5 Reasons You Should Care About Cyprus

A beggar sits outside a Bank Of Cyprus UK branch in central London, Thursday, March 28, 2013. Banks in Cyprus reopened to cus
A beggar sits outside a Bank Of Cyprus UK branch in central London, Thursday, March 28, 2013. Banks in Cyprus reopened to customers for the first time in nearly two weeks Thursday, albeit with strict restrictions on transactions, after being closed to prevent people withdrawing all their savings during the country’s acute financial crisis. Bank of Cyprus UK Limited, a separately capitalized UK incorporated bank, is subject to UK financial regulation, and eligible depositors are protected by the UK’s Financial Services Compensation Scheme (AP Photo/Lefteris Pitarakis)

Unless you are a student of history or are planning a Mediterranean vacation, you may never have given the island of Cyprus much thought. Then suddenly, it dominated the headlines for several days. What does a banking crisis in a small and far-off land mean to you?

Here are five reasons you should care about Cyprus:

  1. The unthinkable is no longer unthinkable. Deposits in savings accounts -- especially insured ones -- are supposed to be rock-solid safe.
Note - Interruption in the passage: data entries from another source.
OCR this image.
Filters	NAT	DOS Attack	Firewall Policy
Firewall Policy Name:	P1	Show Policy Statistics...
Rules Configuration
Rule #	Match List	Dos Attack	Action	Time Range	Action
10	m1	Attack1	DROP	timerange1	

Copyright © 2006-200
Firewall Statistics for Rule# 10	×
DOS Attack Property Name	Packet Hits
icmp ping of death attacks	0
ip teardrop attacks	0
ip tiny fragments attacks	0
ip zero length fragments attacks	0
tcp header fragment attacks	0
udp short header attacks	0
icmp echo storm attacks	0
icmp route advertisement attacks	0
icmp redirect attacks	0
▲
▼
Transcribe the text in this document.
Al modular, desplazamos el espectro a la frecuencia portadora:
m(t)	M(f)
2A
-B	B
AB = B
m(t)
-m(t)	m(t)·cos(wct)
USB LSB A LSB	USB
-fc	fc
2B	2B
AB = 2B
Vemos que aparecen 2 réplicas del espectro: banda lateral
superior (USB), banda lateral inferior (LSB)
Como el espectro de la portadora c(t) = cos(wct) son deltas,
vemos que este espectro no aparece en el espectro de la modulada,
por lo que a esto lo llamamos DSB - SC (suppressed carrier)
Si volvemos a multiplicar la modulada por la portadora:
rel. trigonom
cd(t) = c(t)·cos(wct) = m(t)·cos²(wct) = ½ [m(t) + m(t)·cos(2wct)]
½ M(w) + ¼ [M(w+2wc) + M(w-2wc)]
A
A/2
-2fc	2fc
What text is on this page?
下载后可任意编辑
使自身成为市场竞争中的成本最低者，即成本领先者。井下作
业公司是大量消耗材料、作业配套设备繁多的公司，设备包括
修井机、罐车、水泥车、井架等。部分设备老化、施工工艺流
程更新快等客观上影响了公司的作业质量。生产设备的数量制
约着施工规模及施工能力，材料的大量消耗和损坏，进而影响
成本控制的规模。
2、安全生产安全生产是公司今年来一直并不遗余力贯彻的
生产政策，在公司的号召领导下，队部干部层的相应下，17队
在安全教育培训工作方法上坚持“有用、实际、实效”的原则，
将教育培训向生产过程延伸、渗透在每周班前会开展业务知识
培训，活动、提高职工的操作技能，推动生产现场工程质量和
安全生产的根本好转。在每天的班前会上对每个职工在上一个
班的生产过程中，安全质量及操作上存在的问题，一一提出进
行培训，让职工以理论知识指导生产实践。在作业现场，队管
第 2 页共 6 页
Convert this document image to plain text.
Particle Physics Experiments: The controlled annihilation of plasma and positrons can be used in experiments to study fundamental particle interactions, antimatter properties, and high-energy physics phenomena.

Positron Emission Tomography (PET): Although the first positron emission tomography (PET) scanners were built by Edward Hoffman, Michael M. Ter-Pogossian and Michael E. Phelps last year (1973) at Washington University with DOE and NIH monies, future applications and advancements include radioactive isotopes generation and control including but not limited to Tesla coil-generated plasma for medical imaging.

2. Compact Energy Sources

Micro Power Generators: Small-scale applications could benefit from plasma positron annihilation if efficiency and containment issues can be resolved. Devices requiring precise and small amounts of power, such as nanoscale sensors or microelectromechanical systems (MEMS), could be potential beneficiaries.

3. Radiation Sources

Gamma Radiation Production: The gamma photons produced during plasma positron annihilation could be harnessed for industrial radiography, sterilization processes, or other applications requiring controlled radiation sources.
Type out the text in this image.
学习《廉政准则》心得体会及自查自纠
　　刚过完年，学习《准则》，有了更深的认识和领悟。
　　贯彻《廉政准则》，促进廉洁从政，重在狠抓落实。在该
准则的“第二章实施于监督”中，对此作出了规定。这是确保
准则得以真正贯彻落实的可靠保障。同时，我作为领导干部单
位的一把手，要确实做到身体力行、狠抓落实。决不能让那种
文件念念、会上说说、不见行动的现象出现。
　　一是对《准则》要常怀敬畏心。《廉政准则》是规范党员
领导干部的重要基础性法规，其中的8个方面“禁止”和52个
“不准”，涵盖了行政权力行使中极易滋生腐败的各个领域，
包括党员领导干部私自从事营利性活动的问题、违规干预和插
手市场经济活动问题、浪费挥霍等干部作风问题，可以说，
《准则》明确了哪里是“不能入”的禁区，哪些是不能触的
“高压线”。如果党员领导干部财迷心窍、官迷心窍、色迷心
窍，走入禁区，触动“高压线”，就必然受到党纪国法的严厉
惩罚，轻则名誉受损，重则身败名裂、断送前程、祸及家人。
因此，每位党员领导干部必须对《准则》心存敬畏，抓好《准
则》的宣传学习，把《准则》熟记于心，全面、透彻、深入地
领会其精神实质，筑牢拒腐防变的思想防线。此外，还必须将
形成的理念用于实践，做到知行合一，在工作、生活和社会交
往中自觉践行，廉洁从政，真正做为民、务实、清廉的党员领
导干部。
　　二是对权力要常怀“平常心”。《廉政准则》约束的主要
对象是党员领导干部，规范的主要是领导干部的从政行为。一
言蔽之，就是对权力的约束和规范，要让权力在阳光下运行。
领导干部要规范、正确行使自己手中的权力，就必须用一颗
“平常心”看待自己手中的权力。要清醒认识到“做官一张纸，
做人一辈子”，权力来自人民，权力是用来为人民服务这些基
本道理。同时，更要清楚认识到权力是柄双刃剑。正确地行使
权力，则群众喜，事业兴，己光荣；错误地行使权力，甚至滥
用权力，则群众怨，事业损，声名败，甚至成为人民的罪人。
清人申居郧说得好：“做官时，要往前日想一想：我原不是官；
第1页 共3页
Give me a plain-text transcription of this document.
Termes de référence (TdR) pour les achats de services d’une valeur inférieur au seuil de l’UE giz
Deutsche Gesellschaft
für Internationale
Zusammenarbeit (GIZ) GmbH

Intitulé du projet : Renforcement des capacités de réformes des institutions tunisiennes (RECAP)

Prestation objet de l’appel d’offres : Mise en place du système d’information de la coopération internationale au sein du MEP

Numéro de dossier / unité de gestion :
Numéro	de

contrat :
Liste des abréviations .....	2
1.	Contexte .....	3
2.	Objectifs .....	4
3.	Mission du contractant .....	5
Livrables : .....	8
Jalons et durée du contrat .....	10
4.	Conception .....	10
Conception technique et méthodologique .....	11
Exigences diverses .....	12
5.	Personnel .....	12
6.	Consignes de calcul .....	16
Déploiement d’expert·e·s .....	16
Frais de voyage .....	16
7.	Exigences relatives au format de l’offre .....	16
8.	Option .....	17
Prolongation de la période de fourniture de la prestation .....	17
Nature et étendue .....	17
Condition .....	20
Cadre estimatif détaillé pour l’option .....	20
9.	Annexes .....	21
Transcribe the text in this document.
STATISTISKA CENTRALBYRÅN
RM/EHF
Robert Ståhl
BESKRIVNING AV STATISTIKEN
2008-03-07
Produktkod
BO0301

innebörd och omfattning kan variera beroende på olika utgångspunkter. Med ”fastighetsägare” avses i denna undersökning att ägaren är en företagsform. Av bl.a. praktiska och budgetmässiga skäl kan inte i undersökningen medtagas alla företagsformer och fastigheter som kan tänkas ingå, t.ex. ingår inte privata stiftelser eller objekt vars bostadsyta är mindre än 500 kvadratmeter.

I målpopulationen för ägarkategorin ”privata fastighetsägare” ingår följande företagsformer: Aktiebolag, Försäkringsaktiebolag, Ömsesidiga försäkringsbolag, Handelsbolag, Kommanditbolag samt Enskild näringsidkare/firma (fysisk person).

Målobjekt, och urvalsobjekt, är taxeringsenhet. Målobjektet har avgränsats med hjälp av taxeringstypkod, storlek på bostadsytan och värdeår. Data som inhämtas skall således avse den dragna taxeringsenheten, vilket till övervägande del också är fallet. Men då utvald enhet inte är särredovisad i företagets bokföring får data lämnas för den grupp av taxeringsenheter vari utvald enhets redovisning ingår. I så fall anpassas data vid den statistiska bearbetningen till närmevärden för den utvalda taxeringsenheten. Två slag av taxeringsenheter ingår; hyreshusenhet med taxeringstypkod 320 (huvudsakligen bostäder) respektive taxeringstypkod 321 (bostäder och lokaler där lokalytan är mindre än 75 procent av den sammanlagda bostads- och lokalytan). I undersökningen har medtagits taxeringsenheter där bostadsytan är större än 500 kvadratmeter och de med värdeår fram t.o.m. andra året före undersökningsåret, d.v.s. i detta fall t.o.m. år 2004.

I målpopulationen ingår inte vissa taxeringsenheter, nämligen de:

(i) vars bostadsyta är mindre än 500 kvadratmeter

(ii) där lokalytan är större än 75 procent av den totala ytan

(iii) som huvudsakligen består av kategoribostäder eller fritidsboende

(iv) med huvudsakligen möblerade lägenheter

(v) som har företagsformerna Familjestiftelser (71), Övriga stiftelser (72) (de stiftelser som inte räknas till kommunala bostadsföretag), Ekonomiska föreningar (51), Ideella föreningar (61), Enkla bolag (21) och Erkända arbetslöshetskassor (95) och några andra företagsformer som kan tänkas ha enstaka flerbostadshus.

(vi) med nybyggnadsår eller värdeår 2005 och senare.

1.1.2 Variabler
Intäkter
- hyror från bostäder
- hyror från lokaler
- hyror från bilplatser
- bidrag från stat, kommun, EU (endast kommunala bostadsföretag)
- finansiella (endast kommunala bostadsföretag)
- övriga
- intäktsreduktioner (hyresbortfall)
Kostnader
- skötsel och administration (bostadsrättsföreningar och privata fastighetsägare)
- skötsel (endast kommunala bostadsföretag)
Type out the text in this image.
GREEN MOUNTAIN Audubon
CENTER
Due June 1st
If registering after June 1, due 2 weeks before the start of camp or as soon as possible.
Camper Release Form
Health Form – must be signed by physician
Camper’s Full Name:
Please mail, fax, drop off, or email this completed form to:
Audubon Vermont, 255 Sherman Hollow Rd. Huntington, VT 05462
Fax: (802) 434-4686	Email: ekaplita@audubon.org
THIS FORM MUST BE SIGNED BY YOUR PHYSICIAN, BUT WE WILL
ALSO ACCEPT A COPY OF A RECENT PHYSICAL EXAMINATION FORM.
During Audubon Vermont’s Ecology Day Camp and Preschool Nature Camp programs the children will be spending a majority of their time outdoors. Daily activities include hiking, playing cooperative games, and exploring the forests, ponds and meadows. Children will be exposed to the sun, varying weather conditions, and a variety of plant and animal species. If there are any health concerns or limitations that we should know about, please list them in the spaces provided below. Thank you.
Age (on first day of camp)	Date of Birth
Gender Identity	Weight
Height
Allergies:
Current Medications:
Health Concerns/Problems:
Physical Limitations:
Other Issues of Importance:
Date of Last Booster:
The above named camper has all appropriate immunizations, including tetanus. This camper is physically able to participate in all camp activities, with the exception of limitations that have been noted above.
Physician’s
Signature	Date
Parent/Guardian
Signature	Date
However, the original deal negotiated between Cypriot officials and the European Central Bank called for a 6.75 percent levy on deposits below 100,000 euros, and a 9.9 percent tax on larger deposits. That proposal was ultimately replaced by one that would just freeze deposits over 100,000 euros. Any penalty on depositors is disturbing, and the fact that the European Union even considered confiscating a portion of guaranteed deposits is especially troubling.
  2. Offshore accounts just got a little scarier. Cyprus had been a favorite haven for foreign depositors. Right about now, anyone who has been squirreling money away in an offshore account, whether it's Cyprus or the Cayman islands or elsewhere, must be having second thoughts.
  3. It almost brought the Russians to the grown-ups table. Because many of those foreign depositors are Russian, Cypriot officials at one point sought financial assistance from Russia. No deal was reached, but just the fact that the idea was discussed is an intriguing might-have-been. Large, developing economies such as Russia's, China's and Brazil's have a growing amount of economic muscle. It would be helpful if they started to share the burden of safeguarding global economic stability, instead of the task always falling to the United States and the European Union.
  4. It's a reminder to check your deposit insurance coverage. Could this type of an unexpected seizure of deposits happen here? One would like to think not, but the truth is that it really depends on how big the next banking crisis is. The FDIC insurance fund is one line of defense against that. That fund is not inexhaustible, but it certainly means there can be a distinction between insured and uninsured deposits. The insurance limit is currently $250,000 per depositor, per bank, meaning you can have more money than that insured if you spread it among different banks. Given how bad the 2008 crisis almost got, the Cyprus situation is just another reminder not to get complacent about uninsured deposits.
  5. It's the latest sign of how fragile an interconnected world is. Cyprus represents about 0.2 percent of the European Union's GDP, and yet its problems are seen as a threat to the euro. In turn, that threat sent shock waves through U.S. markets. The problems in Cyprus are already an example of the financial notion of contagion -- the way one country's problems can quickly infect financial systems in other countries. Cyprus has a large ethnic Greek population, and its financial troubles can be traced to losses in Greek bonds. In short, while the Greek crisis has been out of the headlines for a few weeks, that doesn't mean the infection isn't still spreading.

You may never visit Cyprus, and you might never even look at it on a map. Like it or not though, that little island is suddenly part of your financial life.